Irish women—and the way Irish men treat them—represent the decline of Ireland under English rule. The title of “Two Gallants” is ironic. To act “gallantly” is to display nobility and courtesy, especially toward women. But neither Corley, nor Lenehan, nor any other man mentioned in the story is an any way gallant toward women. Rather, the men in the story objectify women and use them only as means to an end, be that sexual gratification or financial gain. Corley, in particular, tells joking stories about how he charms women into giving buying him cigarettes, tram rides, and “bloody fine cigars.” Further, the primary action of the story involves Corley trying to pull “it” off. It initially seems like Corley might be trying to get his lover (the maid) to marry him, or to have sex with him, but as it turns out he is trying to manipulate her into giving him money—either her own, or to steal it from her employer. Put bluntly: the Irish men of “Two Gallants” prey upon and use Irish women.
The story then uses the state of Irish women as a symbol for the state of Ireland itself, particularly in relation to England. Exploited for money, denied any measure of a real relationship, forced into prostitution, bereft of self-determination, and tricked or compelled complicity in the crimes of those manipulating them—the women of Ireland as depicted in “Two Gallants” are much like Ireland itself under the power of its colonial master, England. Irish men, already conquered by the English, have turned inward and conquered their own people. The men of Ireland perpetuate the colonial cycle of dominating/dominated through their treatment of women. And the desperate state of those women—who will bear the next generation of Irish children—symbolizes the hopeless state of Ireland.

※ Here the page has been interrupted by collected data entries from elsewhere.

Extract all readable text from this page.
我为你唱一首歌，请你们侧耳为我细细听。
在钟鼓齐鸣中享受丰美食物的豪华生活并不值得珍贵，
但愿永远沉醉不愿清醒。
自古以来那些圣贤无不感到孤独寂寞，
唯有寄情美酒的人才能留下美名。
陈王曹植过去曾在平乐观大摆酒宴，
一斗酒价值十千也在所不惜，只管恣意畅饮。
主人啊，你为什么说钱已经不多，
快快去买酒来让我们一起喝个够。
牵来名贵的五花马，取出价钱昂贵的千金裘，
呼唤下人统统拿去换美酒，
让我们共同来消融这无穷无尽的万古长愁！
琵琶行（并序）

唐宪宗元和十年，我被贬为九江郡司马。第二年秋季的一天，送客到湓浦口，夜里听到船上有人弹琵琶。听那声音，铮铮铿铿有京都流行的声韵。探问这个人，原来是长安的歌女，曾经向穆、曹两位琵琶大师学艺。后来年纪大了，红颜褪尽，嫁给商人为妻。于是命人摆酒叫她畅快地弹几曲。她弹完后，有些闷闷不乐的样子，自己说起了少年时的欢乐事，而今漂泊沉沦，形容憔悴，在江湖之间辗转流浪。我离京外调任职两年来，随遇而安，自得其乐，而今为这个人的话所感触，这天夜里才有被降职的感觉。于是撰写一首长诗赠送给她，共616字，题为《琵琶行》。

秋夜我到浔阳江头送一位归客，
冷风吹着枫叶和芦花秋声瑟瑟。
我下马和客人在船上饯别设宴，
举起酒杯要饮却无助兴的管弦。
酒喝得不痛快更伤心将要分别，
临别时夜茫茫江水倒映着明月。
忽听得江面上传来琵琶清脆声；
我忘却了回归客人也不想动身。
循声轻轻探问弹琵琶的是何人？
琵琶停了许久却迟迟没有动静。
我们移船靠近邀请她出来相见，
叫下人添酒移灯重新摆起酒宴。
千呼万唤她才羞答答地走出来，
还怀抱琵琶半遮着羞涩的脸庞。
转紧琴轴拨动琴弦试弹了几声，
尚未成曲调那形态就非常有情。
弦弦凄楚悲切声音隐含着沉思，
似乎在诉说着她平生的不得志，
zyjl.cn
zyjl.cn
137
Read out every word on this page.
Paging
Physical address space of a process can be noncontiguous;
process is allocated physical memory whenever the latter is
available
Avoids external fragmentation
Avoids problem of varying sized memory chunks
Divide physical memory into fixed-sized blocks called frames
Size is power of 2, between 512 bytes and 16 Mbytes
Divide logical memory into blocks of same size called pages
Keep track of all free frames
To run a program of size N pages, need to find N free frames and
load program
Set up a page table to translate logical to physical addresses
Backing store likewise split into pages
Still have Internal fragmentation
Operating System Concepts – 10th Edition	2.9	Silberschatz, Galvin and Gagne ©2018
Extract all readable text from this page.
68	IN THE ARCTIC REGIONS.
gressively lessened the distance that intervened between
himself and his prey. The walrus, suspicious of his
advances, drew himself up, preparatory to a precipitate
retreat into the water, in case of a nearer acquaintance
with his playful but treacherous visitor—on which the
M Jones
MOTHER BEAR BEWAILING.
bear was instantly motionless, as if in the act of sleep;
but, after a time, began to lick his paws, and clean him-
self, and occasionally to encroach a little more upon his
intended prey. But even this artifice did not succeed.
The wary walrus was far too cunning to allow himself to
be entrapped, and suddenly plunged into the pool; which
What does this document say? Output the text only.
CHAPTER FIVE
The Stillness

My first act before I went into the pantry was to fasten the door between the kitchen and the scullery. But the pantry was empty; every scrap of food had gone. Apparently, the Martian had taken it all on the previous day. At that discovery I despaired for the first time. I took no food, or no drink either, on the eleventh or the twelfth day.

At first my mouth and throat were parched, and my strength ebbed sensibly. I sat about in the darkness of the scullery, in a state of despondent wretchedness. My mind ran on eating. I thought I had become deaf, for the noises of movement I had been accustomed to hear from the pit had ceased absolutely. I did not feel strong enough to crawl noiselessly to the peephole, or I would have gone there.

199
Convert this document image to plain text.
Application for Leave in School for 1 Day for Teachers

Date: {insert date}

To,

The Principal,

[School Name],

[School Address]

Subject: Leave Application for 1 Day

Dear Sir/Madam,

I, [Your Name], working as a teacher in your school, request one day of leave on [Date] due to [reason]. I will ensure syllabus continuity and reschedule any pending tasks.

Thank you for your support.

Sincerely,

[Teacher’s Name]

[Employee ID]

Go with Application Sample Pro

Women Quotes in Two Gallants
—Well...tell me, Corley, I suppose you’ll be able to pull it off all right, eh?
—You’re what I call a gay Lothario, said Lenehan. And the proper kind of Lothario too!
—She was...a bit of all right, he said regretfully.
He was tired of knocking about, of pulling the devil by the tail, of shifts and intrigues. He would be thirty-one in November. Would he never get a good job? Would he never get a home of his own? [...] Experience had embittered his heart against the world.